Though the students broke innumerable campus rules, WESU survived and prospered. By the mid-80s, when I enrolled, it was part of a patchwork of freewheeling, well-informed and surprisingly influential college stations across the country. Approach any major city and you could find one to the left of the dial.

Those were the college radio years. Many of the most enduring bands of the 1980s began as college-radio darlings and parlayed grassroots campus success into contracts with major labels and, very occasionally, significant mainstream success. REM is the obvious example. I could name a dozen other bands, but I’m not actually sure how many people outside my living room have heard of them. If rock critics drove sales, then SST Records would now be a household name and Husker Du, the Meat Puppets and the Minutemen would be rich men.

Many impassioned debates played out within the walls of WESU about vital issues of the day: Minneapolis vs. Athens.; the Huskers vs. the Replacements; SST vs. IRS. Had anyone figured out any of the lyrics on “Fables of the Reconstruction”? How many distortion pedals did J. Mascis of Dinosaur Jr. actually employ?

Those years were the peak of the college radio era. College stations were playing the best music on the radio. The bands knew and respected the college airwaves and sometimes actually came to campus to play.

Dinosaur Jr. performed at a Wesleyan fraternity one night. I did not think to count the distortion pedals.

Camper Van Beethoven played MOCON, the university’s spaceship-shaped, dyspepsia-inducing dining hall.

Malcolm McLaren came to campus to speak. So did Harlan Ellison — not a college radio figure exactly, but the closest literary equivalent.

I started at WESU in freshman year with a midday classical shift. Classical music was so anathema to most of my classmates that this prime-time slot was unclaimed. But my heart wasn’t in the music, and I grew inattentive. I once let a particularly quiet Debussy passage skip for several minutes before someone called in to complain.

The next year, my patience was rewarded. A friend and I were given a sixties show — at 2 in the morning. I think the idea was to test our resolve.

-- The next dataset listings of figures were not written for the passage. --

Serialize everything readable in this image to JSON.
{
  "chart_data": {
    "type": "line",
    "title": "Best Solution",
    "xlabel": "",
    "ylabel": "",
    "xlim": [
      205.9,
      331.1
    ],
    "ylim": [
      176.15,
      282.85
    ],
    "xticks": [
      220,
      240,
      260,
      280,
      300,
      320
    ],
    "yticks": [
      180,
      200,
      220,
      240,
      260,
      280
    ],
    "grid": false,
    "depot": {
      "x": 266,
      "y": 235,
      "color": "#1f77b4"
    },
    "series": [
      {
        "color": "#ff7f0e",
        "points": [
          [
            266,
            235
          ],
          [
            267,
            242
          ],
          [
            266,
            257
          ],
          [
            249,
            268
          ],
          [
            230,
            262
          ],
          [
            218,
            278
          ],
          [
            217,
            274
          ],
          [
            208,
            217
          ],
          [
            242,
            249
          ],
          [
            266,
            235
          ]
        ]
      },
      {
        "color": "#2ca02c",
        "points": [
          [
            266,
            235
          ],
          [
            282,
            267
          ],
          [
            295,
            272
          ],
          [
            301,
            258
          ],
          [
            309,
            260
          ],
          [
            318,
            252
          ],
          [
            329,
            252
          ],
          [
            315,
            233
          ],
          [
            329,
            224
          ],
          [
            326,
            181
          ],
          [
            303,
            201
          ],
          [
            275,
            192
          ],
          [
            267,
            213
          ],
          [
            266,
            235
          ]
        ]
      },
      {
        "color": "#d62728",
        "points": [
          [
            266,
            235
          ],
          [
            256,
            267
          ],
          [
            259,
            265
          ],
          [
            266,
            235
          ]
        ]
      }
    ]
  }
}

To offer an “alternative” sixties show presented something of a challenge. Sixties music was, at the time, the steady diet of the classic rock stations and increasingly edging out doo-wop on the oldies stations.

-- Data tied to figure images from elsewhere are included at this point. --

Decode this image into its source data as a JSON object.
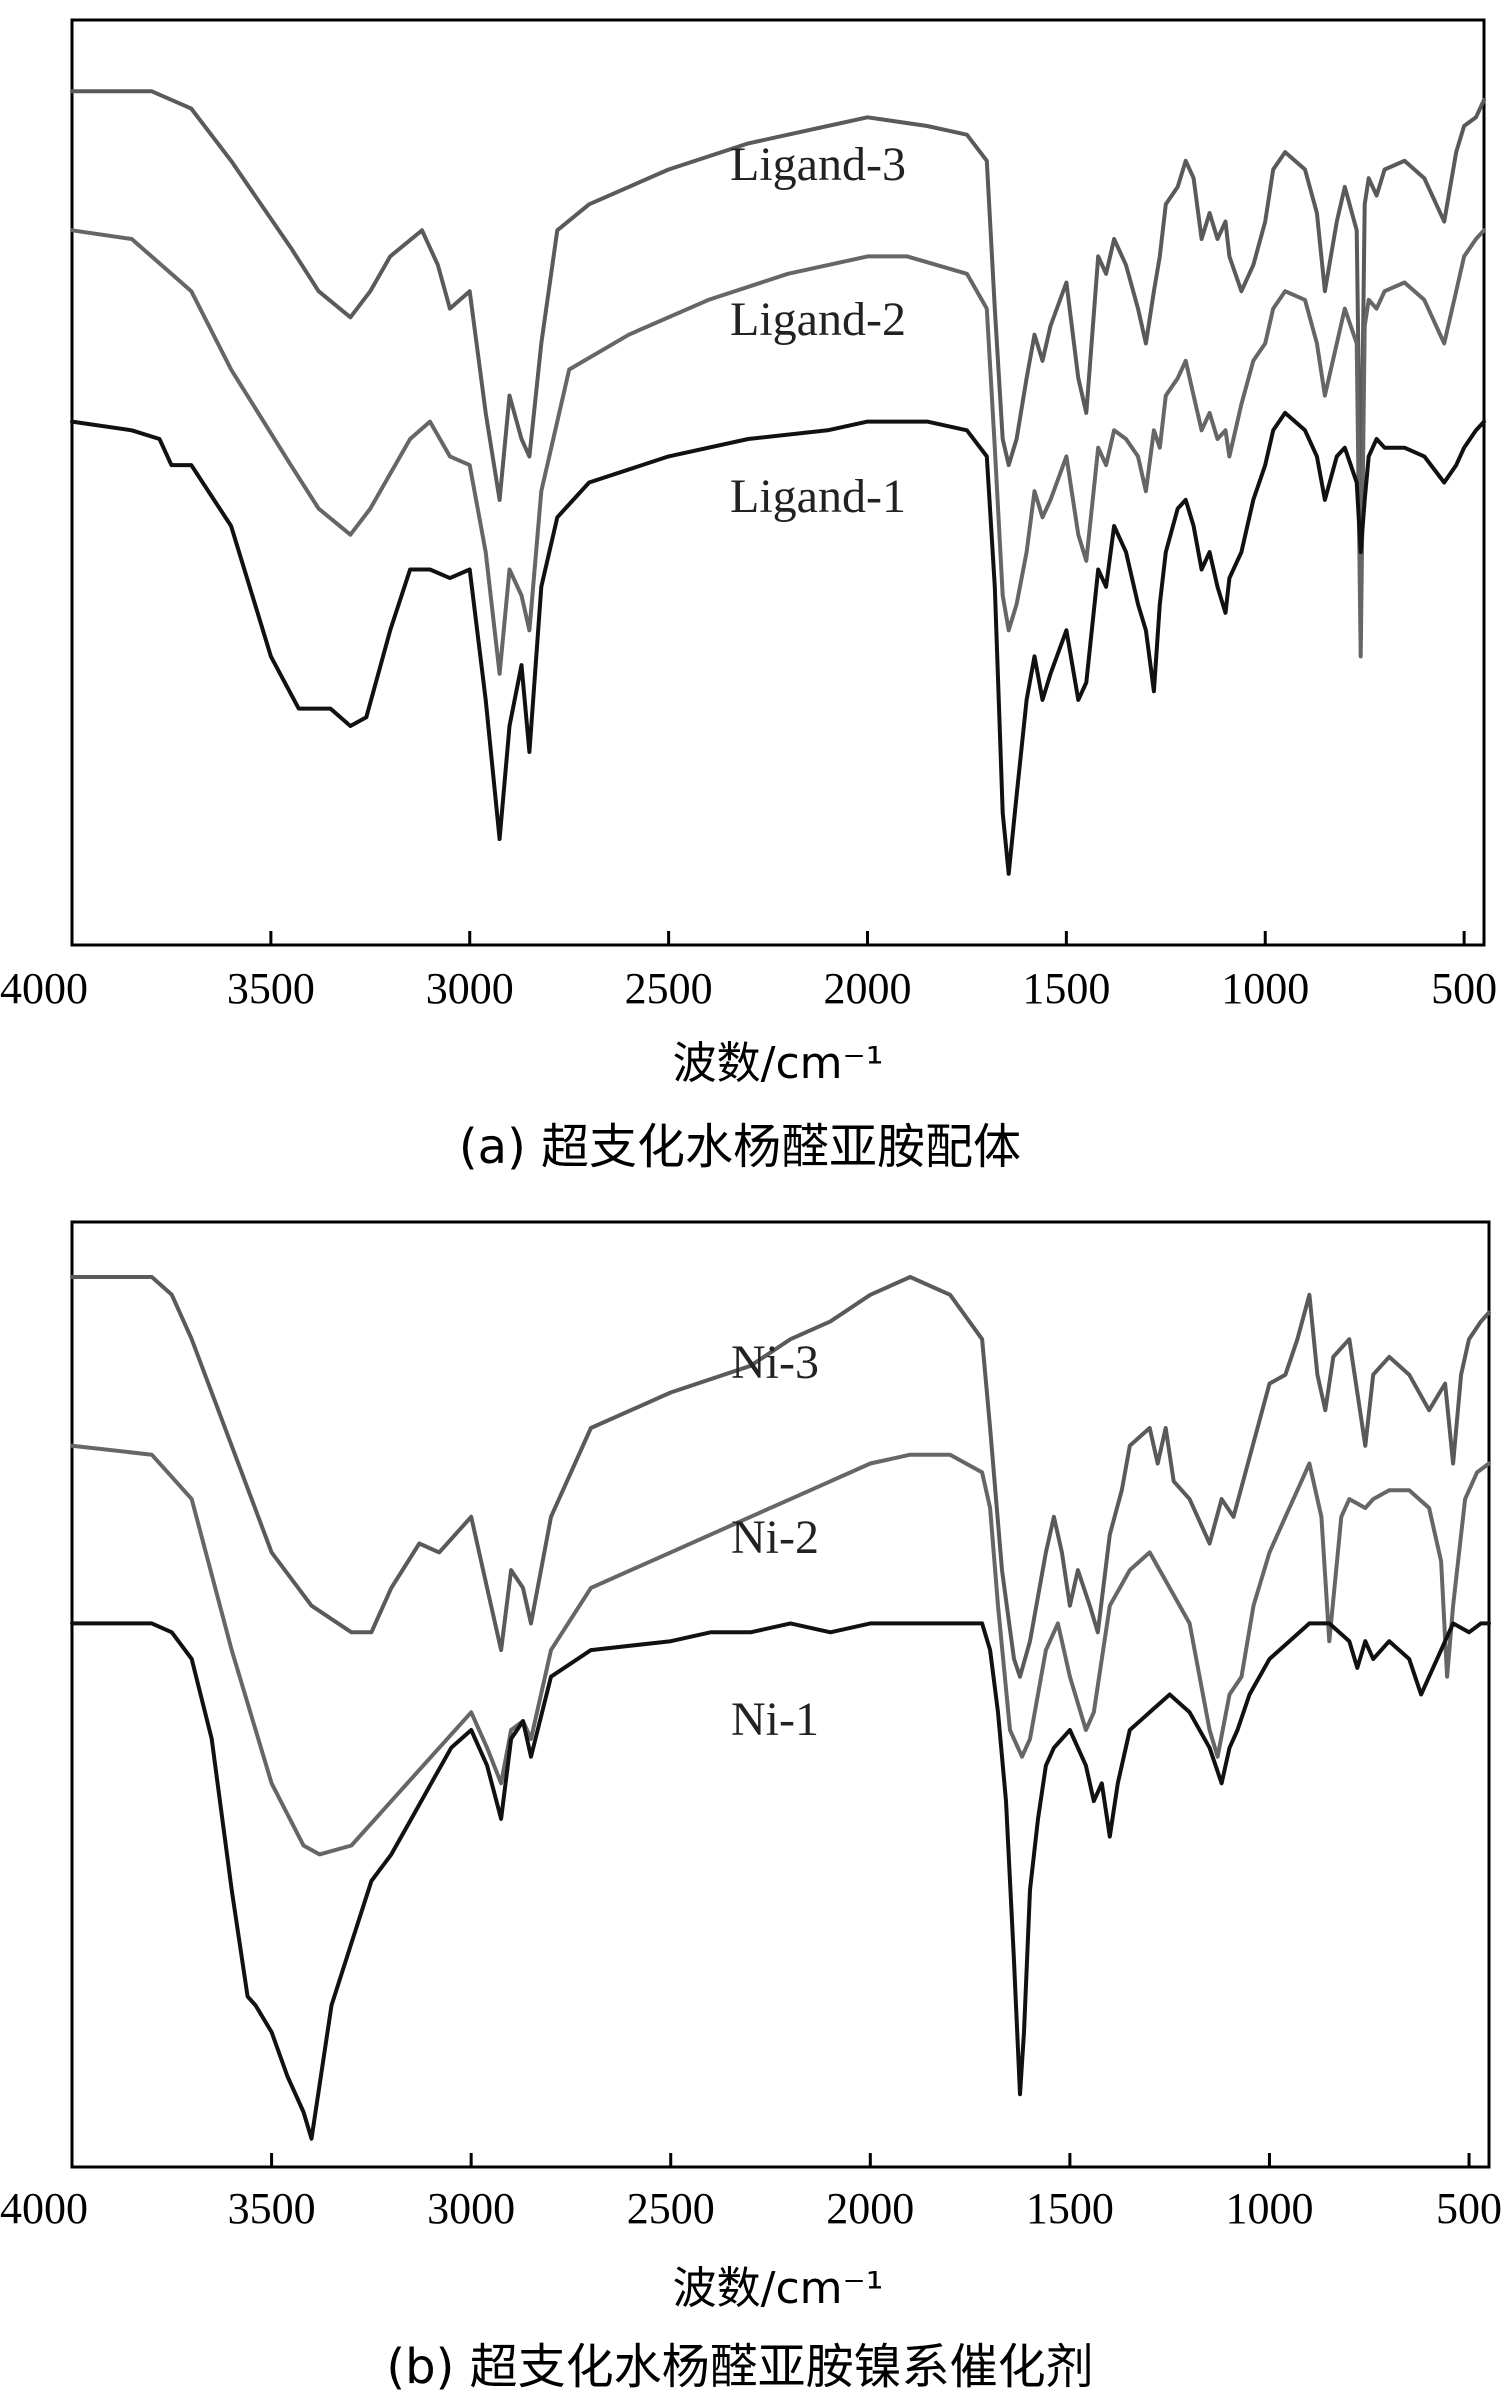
{
  "chart_data": [
    {
      "type": "line",
      "caption": "(a) 超支化水杨醛亚胺配体",
      "xlabel": "波数/cm⁻¹",
      "ylabel": "",
      "xlim": [
        4000,
        450
      ],
      "x_reversed": true,
      "y_ticks_shown": false,
      "grid": false,
      "xticks": [
        4000,
        3500,
        3000,
        2500,
        2000,
        1500,
        1000,
        500
      ],
      "xtick_labels": [
        "4000",
        "3500",
        "3000",
        "2500",
        "2000",
        "1500",
        "1000",
        "500"
      ],
      "ylim": [
        0,
        1
      ],
      "series": [
        {
          "name": "Ligand-3",
          "color": "#5a5a5a",
          "x": [
            4000,
            3800,
            3700,
            3600,
            3450,
            3380,
            3300,
            3250,
            3200,
            3120,
            3080,
            3050,
            3000,
            2960,
            2925,
            2900,
            2870,
            2850,
            2820,
            2780,
            2700,
            2500,
            2300,
            2100,
            2000,
            1850,
            1750,
            1700,
            1680,
            1660,
            1645,
            1625,
            1600,
            1580,
            1560,
            1540,
            1500,
            1470,
            1450,
            1420,
            1400,
            1380,
            1350,
            1320,
            1300,
            1280,
            1265,
            1250,
            1220,
            1200,
            1180,
            1160,
            1140,
            1120,
            1100,
            1090,
            1060,
            1030,
            1000,
            980,
            950,
            900,
            870,
            850,
            820,
            800,
            770,
            760,
            750,
            740,
            720,
            700,
            650,
            600,
            550,
            520,
            500,
            470,
            450
          ],
          "y": [
            0.95,
            0.95,
            0.93,
            0.87,
            0.77,
            0.72,
            0.69,
            0.72,
            0.76,
            0.79,
            0.75,
            0.7,
            0.72,
            0.58,
            0.48,
            0.6,
            0.55,
            0.53,
            0.66,
            0.79,
            0.82,
            0.86,
            0.89,
            0.91,
            0.92,
            0.91,
            0.9,
            0.87,
            0.7,
            0.55,
            0.52,
            0.55,
            0.62,
            0.67,
            0.64,
            0.68,
            0.73,
            0.62,
            0.58,
            0.76,
            0.74,
            0.78,
            0.75,
            0.7,
            0.66,
            0.72,
            0.76,
            0.82,
            0.84,
            0.87,
            0.85,
            0.78,
            0.81,
            0.78,
            0.8,
            0.76,
            0.72,
            0.75,
            0.8,
            0.86,
            0.88,
            0.86,
            0.81,
            0.72,
            0.8,
            0.84,
            0.79,
            0.45,
            0.82,
            0.85,
            0.83,
            0.86,
            0.87,
            0.85,
            0.8,
            0.88,
            0.91,
            0.92,
            0.94
          ]
        },
        {
          "name": "Ligand-2",
          "color": "#666666",
          "x": [
            4000,
            3850,
            3750,
            3700,
            3600,
            3450,
            3380,
            3300,
            3250,
            3150,
            3100,
            3050,
            3000,
            2960,
            2925,
            2900,
            2870,
            2850,
            2820,
            2750,
            2600,
            2400,
            2200,
            2000,
            1900,
            1750,
            1700,
            1680,
            1660,
            1645,
            1625,
            1600,
            1580,
            1560,
            1540,
            1500,
            1470,
            1450,
            1420,
            1400,
            1380,
            1350,
            1320,
            1300,
            1280,
            1265,
            1250,
            1220,
            1200,
            1180,
            1160,
            1140,
            1120,
            1100,
            1090,
            1060,
            1030,
            1000,
            980,
            950,
            900,
            870,
            850,
            820,
            800,
            770,
            760,
            750,
            740,
            720,
            700,
            650,
            600,
            550,
            520,
            500,
            470,
            450
          ],
          "y": [
            0.79,
            0.78,
            0.74,
            0.72,
            0.63,
            0.52,
            0.47,
            0.44,
            0.47,
            0.55,
            0.57,
            0.53,
            0.52,
            0.42,
            0.28,
            0.4,
            0.37,
            0.33,
            0.49,
            0.63,
            0.67,
            0.71,
            0.74,
            0.76,
            0.76,
            0.74,
            0.7,
            0.54,
            0.37,
            0.33,
            0.36,
            0.42,
            0.49,
            0.46,
            0.48,
            0.53,
            0.44,
            0.41,
            0.54,
            0.52,
            0.56,
            0.55,
            0.53,
            0.49,
            0.56,
            0.54,
            0.6,
            0.62,
            0.64,
            0.6,
            0.56,
            0.58,
            0.55,
            0.56,
            0.53,
            0.59,
            0.64,
            0.66,
            0.7,
            0.72,
            0.71,
            0.66,
            0.6,
            0.66,
            0.7,
            0.66,
            0.3,
            0.68,
            0.71,
            0.7,
            0.72,
            0.73,
            0.71,
            0.66,
            0.72,
            0.76,
            0.78,
            0.79
          ]
        },
        {
          "name": "Ligand-1",
          "color": "#111111",
          "x": [
            4000,
            3850,
            3780,
            3750,
            3700,
            3600,
            3500,
            3430,
            3350,
            3300,
            3260,
            3200,
            3150,
            3100,
            3050,
            3000,
            2960,
            2925,
            2900,
            2870,
            2850,
            2820,
            2780,
            2700,
            2500,
            2300,
            2100,
            2000,
            1850,
            1750,
            1700,
            1680,
            1660,
            1645,
            1625,
            1600,
            1580,
            1560,
            1540,
            1500,
            1470,
            1450,
            1420,
            1400,
            1380,
            1350,
            1320,
            1300,
            1280,
            1265,
            1250,
            1220,
            1200,
            1180,
            1160,
            1140,
            1120,
            1100,
            1090,
            1060,
            1030,
            1000,
            980,
            950,
            900,
            870,
            850,
            820,
            800,
            770,
            760,
            750,
            740,
            720,
            700,
            650,
            600,
            550,
            520,
            500,
            470,
            450
          ],
          "y": [
            0.57,
            0.56,
            0.55,
            0.52,
            0.52,
            0.45,
            0.3,
            0.24,
            0.24,
            0.22,
            0.23,
            0.33,
            0.4,
            0.4,
            0.39,
            0.4,
            0.25,
            0.09,
            0.22,
            0.29,
            0.19,
            0.38,
            0.46,
            0.5,
            0.53,
            0.55,
            0.56,
            0.57,
            0.57,
            0.56,
            0.53,
            0.38,
            0.12,
            0.05,
            0.14,
            0.25,
            0.3,
            0.25,
            0.28,
            0.33,
            0.25,
            0.27,
            0.4,
            0.38,
            0.45,
            0.42,
            0.36,
            0.33,
            0.26,
            0.36,
            0.42,
            0.47,
            0.48,
            0.45,
            0.4,
            0.42,
            0.38,
            0.35,
            0.39,
            0.42,
            0.48,
            0.52,
            0.56,
            0.58,
            0.56,
            0.53,
            0.48,
            0.53,
            0.54,
            0.5,
            0.42,
            0.48,
            0.53,
            0.55,
            0.54,
            0.54,
            0.53,
            0.5,
            0.52,
            0.54,
            0.56,
            0.57
          ]
        }
      ]
    },
    {
      "type": "line",
      "caption": "(b) 超支化水杨醛亚胺镍系催化剂",
      "xlabel": "波数/cm⁻¹",
      "ylabel": "",
      "xlim": [
        4000,
        450
      ],
      "x_reversed": true,
      "y_ticks_shown": false,
      "grid": false,
      "xticks": [
        4000,
        3500,
        3000,
        2500,
        2000,
        1500,
        1000,
        500
      ],
      "xtick_labels": [
        "4000",
        "3500",
        "3000",
        "2500",
        "2000",
        "1500",
        "1000",
        "500"
      ],
      "ylim": [
        0,
        1
      ],
      "series": [
        {
          "name": "Ni-3",
          "color": "#5a5a5a",
          "x": [
            4000,
            3800,
            3750,
            3700,
            3600,
            3500,
            3400,
            3300,
            3250,
            3200,
            3130,
            3080,
            3000,
            2960,
            2925,
            2900,
            2870,
            2850,
            2800,
            2700,
            2500,
            2300,
            2200,
            2100,
            2000,
            1900,
            1800,
            1720,
            1700,
            1670,
            1640,
            1625,
            1600,
            1560,
            1540,
            1520,
            1500,
            1480,
            1450,
            1430,
            1400,
            1370,
            1350,
            1300,
            1280,
            1260,
            1240,
            1200,
            1150,
            1120,
            1090,
            1060,
            1030,
            1000,
            960,
            930,
            900,
            880,
            860,
            840,
            800,
            760,
            740,
            700,
            650,
            600,
            560,
            540,
            520,
            500,
            470,
            450
          ],
          "y": [
            0.97,
            0.97,
            0.95,
            0.9,
            0.78,
            0.66,
            0.6,
            0.57,
            0.57,
            0.62,
            0.67,
            0.66,
            0.7,
            0.62,
            0.55,
            0.64,
            0.62,
            0.58,
            0.7,
            0.8,
            0.84,
            0.87,
            0.9,
            0.92,
            0.95,
            0.97,
            0.95,
            0.9,
            0.8,
            0.64,
            0.54,
            0.52,
            0.56,
            0.66,
            0.7,
            0.66,
            0.6,
            0.64,
            0.6,
            0.57,
            0.68,
            0.73,
            0.78,
            0.8,
            0.76,
            0.8,
            0.74,
            0.72,
            0.67,
            0.72,
            0.7,
            0.75,
            0.8,
            0.85,
            0.86,
            0.9,
            0.95,
            0.86,
            0.82,
            0.88,
            0.9,
            0.78,
            0.86,
            0.88,
            0.86,
            0.82,
            0.85,
            0.76,
            0.86,
            0.9,
            0.92,
            0.93
          ]
        },
        {
          "name": "Ni-2",
          "color": "#666666",
          "x": [
            4000,
            3800,
            3700,
            3600,
            3500,
            3420,
            3380,
            3300,
            3200,
            3100,
            3000,
            2960,
            2925,
            2900,
            2870,
            2850,
            2800,
            2700,
            2500,
            2300,
            2200,
            2100,
            2000,
            1900,
            1800,
            1720,
            1700,
            1680,
            1650,
            1620,
            1600,
            1560,
            1530,
            1500,
            1460,
            1440,
            1400,
            1350,
            1300,
            1250,
            1200,
            1150,
            1130,
            1100,
            1070,
            1040,
            1000,
            960,
            920,
            900,
            870,
            850,
            820,
            800,
            760,
            740,
            700,
            650,
            600,
            570,
            555,
            540,
            510,
            480,
            450
          ],
          "y": [
            0.78,
            0.77,
            0.72,
            0.55,
            0.4,
            0.33,
            0.32,
            0.33,
            0.38,
            0.43,
            0.48,
            0.44,
            0.4,
            0.46,
            0.47,
            0.45,
            0.55,
            0.62,
            0.66,
            0.7,
            0.72,
            0.74,
            0.76,
            0.77,
            0.77,
            0.75,
            0.71,
            0.6,
            0.46,
            0.43,
            0.45,
            0.55,
            0.58,
            0.52,
            0.46,
            0.48,
            0.6,
            0.64,
            0.66,
            0.62,
            0.58,
            0.46,
            0.43,
            0.5,
            0.52,
            0.6,
            0.66,
            0.7,
            0.74,
            0.76,
            0.7,
            0.56,
            0.7,
            0.72,
            0.71,
            0.72,
            0.73,
            0.73,
            0.71,
            0.65,
            0.52,
            0.6,
            0.72,
            0.75,
            0.76
          ]
        },
        {
          "name": "Ni-1",
          "color": "#111111",
          "x": [
            4000,
            3800,
            3750,
            3700,
            3650,
            3600,
            3560,
            3540,
            3500,
            3460,
            3440,
            3420,
            3400,
            3380,
            3350,
            3300,
            3250,
            3200,
            3150,
            3100,
            3050,
            3000,
            2960,
            2925,
            2900,
            2870,
            2850,
            2800,
            2700,
            2500,
            2400,
            2300,
            2200,
            2100,
            2000,
            1900,
            1800,
            1720,
            1700,
            1680,
            1660,
            1640,
            1625,
            1615,
            1600,
            1580,
            1560,
            1540,
            1500,
            1460,
            1440,
            1420,
            1400,
            1380,
            1350,
            1300,
            1250,
            1200,
            1150,
            1120,
            1100,
            1080,
            1050,
            1000,
            950,
            900,
            850,
            800,
            780,
            760,
            740,
            700,
            650,
            620,
            600,
            560,
            540,
            500,
            470,
            450
          ],
          "y": [
            0.58,
            0.58,
            0.57,
            0.54,
            0.45,
            0.28,
            0.16,
            0.15,
            0.12,
            0.07,
            0.05,
            0.03,
            0.0,
            0.06,
            0.15,
            0.22,
            0.29,
            0.32,
            0.36,
            0.4,
            0.44,
            0.46,
            0.42,
            0.36,
            0.45,
            0.47,
            0.43,
            0.52,
            0.55,
            0.56,
            0.57,
            0.57,
            0.58,
            0.57,
            0.58,
            0.58,
            0.58,
            0.58,
            0.55,
            0.48,
            0.38,
            0.2,
            0.05,
            0.12,
            0.28,
            0.36,
            0.42,
            0.44,
            0.46,
            0.42,
            0.38,
            0.4,
            0.34,
            0.4,
            0.46,
            0.48,
            0.5,
            0.48,
            0.44,
            0.4,
            0.44,
            0.46,
            0.5,
            0.54,
            0.56,
            0.58,
            0.58,
            0.56,
            0.53,
            0.56,
            0.54,
            0.56,
            0.54,
            0.5,
            0.52,
            0.56,
            0.58,
            0.57,
            0.58,
            0.58
          ]
        }
      ]
    }
  ]
}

But those stations played, by our reckoning, the same 500-or-so songs over and over, never straying from the rather arbitrary but unchanging list of Perennial Favorites maintained in some vault deep within the bowels of ClearChannel Communications. Bob Dylan wrote lots of great songs, but who needs them when we’ve got “Like A Rolling Stone” cued up again?

Over the next few months, my friend and I spun hundreds of seldom-heard tunes: Lenny Kaye’s Nuggets, forgotten folk-rockers, great lost Kinks records. We opened each show with “Flying,” an odd little Beatles instrumental, and closed it with “End of a Holiday,” a stirring Fairport Convention acoustic number.

One night, we played “Hey, Hey, What Can I Do,” a gorgeous Led Zeppelin song that’s notable as perhaps the only Zep single that does not appear on an LP.

The next time we were in the studio, the station manager confronted us. He thought Led Zeppelin, surely the most overplayed band of the classic rock era, had no place in our show.

We disagreed: to play the one Led Zeppelin song most listeners could not was, to us, the epitome of alternative.

It proved an irreparable rift. And, though our show was gaining an audience (and was about to break into a coveted mid-evening slot), my friend and I bowed out of WESU that spring. The 60s show went on without us.

WESU eventually vacated Clark Hall. In 2005, the university ceded roughly half of the broadcast schedule to a nearby NPR affiliate in exchange for a share of that station’s fundraising dollars, according to the station history.

But nights and weekends, the eclectic spirit lives on.

While I was writing this post, I could have been listening to The Cosmic Eye with Commander Aleon (“Dedicated to Lightworkers worldwide with Ashtar Command news, messages from off-planet, spaceship reports and ambient meditation music”). Tune in every Sunday at 11:30 a.m., between Gospel Express and Big Trucks and Heavy Equipment with Rosco on the Radio.